While the Series 10 has grown larger, it’s just 9.7mm thick, which makes it 10% thinner and 10% lighter than the previous gen. There’s a noticeable difference in how comfortable the Series 10 is on the wrist, particularly if you’re used to wearing it overnight for sleep tracking. I’ve been wearing the 46mm Apple Watch Series 10 in Jet Black, a glossy aluminum finish that looks striking and harks back to the glossy iPhone 7 in the same shade. You can pick up the Series 10 in polished titanium as well for the first time. The good news for anyone upgrading is that there’s no change in the watch band system, so all your previous bands will continue to be compatible with the 42mm and 46mm models.

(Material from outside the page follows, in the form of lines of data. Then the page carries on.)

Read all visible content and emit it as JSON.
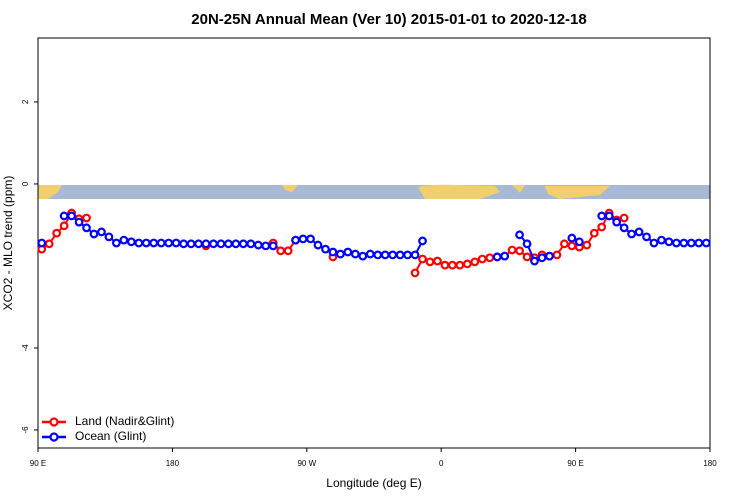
{
  "chart_data": {
    "type": "line",
    "title": "20N-25N Annual Mean (Ver 10)   2015-01-01 to 2020-12-18",
    "x_label": "Longitude (deg E)",
    "y_label": "XCO2 - MLO trend (ppm)",
    "xlim": [
      90,
      540
    ],
    "ylim": [
      -6.44,
      3.56
    ],
    "xticks": [
      {
        "value": 90,
        "label": "90 E"
      },
      180,
      {
        "value": 270,
        "label": "90 W"
      },
      {
        "value": 360,
        "label": "0"
      },
      {
        "value": 450,
        "label": "90 E"
      },
      {
        "value": 540,
        "label": "180"
      }
    ],
    "yticks": [
      -6,
      -4,
      0,
      2
    ],
    "legend": "bottom-left",
    "x": [
      92.5,
      97.5,
      102.5,
      107.5,
      112.5,
      117.5,
      122.5,
      127.5,
      132.5,
      137.5,
      142.5,
      147.5,
      152.5,
      157.5,
      162.5,
      167.5,
      172.5,
      177.5,
      182.5,
      187.5,
      192.5,
      197.5,
      202.5,
      207.5,
      212.5,
      217.5,
      222.5,
      227.5,
      232.5,
      237.5,
      242.5,
      247.5,
      252.5,
      257.5,
      262.5,
      267.5,
      272.5,
      277.5,
      282.5,
      287.5,
      292.5,
      297.5,
      302.5,
      307.5,
      312.5,
      317.5,
      322.5,
      327.5,
      332.5,
      337.5,
      342.5,
      347.5,
      352.5,
      357.5,
      362.5,
      367.5,
      372.5,
      377.5,
      382.5,
      387.5,
      392.5,
      397.5,
      402.5,
      407.5,
      412.5,
      417.5,
      422.5,
      427.5,
      432.5,
      437.5,
      442.5,
      447.5,
      452.5,
      457.5,
      462.5,
      467.5,
      472.5,
      477.5,
      482.5,
      487.5,
      492.5,
      497.5,
      502.5,
      507.5,
      512.5,
      517.5,
      522.5,
      527.5,
      532.5,
      537.5
    ],
    "series": [
      {
        "name": "Land (Nadir&Glint)",
        "color": "#ff0000",
        "values": [
          -1.59,
          -1.46,
          -1.2,
          -1.02,
          -0.71,
          -0.85,
          -0.83,
          null,
          null,
          null,
          null,
          null,
          null,
          null,
          null,
          null,
          null,
          null,
          null,
          null,
          null,
          null,
          -1.51,
          null,
          null,
          null,
          null,
          null,
          null,
          null,
          null,
          -1.44,
          -1.63,
          -1.63,
          -1.37,
          null,
          null,
          null,
          null,
          -1.78,
          null,
          null,
          null,
          null,
          null,
          null,
          null,
          null,
          null,
          null,
          -2.17,
          -1.83,
          -1.9,
          -1.88,
          -1.98,
          -1.98,
          -1.98,
          -1.95,
          -1.9,
          -1.83,
          -1.8,
          -1.78,
          -1.76,
          -1.61,
          -1.63,
          -1.78,
          -1.8,
          -1.73,
          -1.76,
          -1.73,
          -1.46,
          -1.51,
          -1.54,
          -1.49,
          -1.2,
          -1.05,
          -0.71,
          -0.88,
          -0.83,
          null,
          null,
          null,
          null,
          null,
          null,
          null,
          null,
          null,
          null,
          null
        ]
      },
      {
        "name": "Ocean (Glint)",
        "color": "#0000ff",
        "values": [
          -1.44,
          null,
          null,
          -0.78,
          -0.78,
          -0.93,
          -1.07,
          -1.22,
          -1.17,
          -1.29,
          -1.44,
          -1.37,
          -1.41,
          -1.44,
          -1.44,
          -1.44,
          -1.44,
          -1.44,
          -1.44,
          -1.46,
          -1.46,
          -1.46,
          -1.46,
          -1.46,
          -1.46,
          -1.46,
          -1.46,
          -1.46,
          -1.46,
          -1.49,
          -1.51,
          -1.51,
          null,
          null,
          -1.37,
          -1.34,
          -1.34,
          -1.49,
          -1.59,
          -1.66,
          -1.71,
          -1.66,
          -1.71,
          -1.76,
          -1.71,
          -1.73,
          -1.73,
          -1.73,
          -1.73,
          -1.73,
          -1.73,
          -1.39,
          null,
          null,
          null,
          null,
          null,
          null,
          null,
          null,
          null,
          -1.78,
          -1.76,
          null,
          -1.24,
          -1.46,
          -1.88,
          -1.8,
          -1.76,
          null,
          null,
          -1.32,
          -1.41,
          null,
          null,
          -0.78,
          -0.78,
          -0.93,
          -1.07,
          -1.22,
          -1.17,
          -1.29,
          -1.44,
          -1.37,
          -1.41,
          -1.44,
          -1.44,
          -1.44,
          -1.44,
          -1.44
        ]
      }
    ]
  }
}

Out of the box, the Series 10 runs watchOS 11 which supports, among other handy updates, Live Activities from your iPhone to appear directly on your watch. All the usual health and activity features abound, and the Watch Series 10 closely aligns with the Series 9, the Watch Ultra 2 and the Galaxy Watch Ultra in terms of key metric counts. There’s a new Sleep Apnea detection feature which uses the accelerometer to detect breathing disturbances during sleep, but it is yet to roll out in India. You also get the ability to play back music, podcasts and audio content from your Apple Watch directly, and if you regularly take calls on the watch say while cooking or working out, the microphone now identifies your voice and blocks out background noise rather well, almost at par with the voice isolation mode on the iPhone.
Powering the Series 10 is the new S10 chip, and it’s expectedly zippy with opening apps, loading content and dictating messages on the go. Despite the 1Hz refresh rate on the display, battery life isn’t significantly better, and I had to charge it once a day with always-on enabled, a day’s worth of notifications and my daily 45-minute walk tracked. Apple has bumped up charging speeds on the Series 10, so you can charge all the way up to 80% in about 30 minutes, or about a full night’s worth of charge for sleep tracking with a quick splash-and-dash on the charger for 10 minutes. It’s still some way away from true multi-day use like the Watch Ultra 2, though.
For a watch that has inherited the same general design as previous Apple Watches, it almost feels odd to say the Series 10 feels like a new, different watch on the wrist. But it does, so the tweaks made for comfort and usable screen space make it a very worthwhile purchase, not to mention a considerable upgrade for older Watch owners.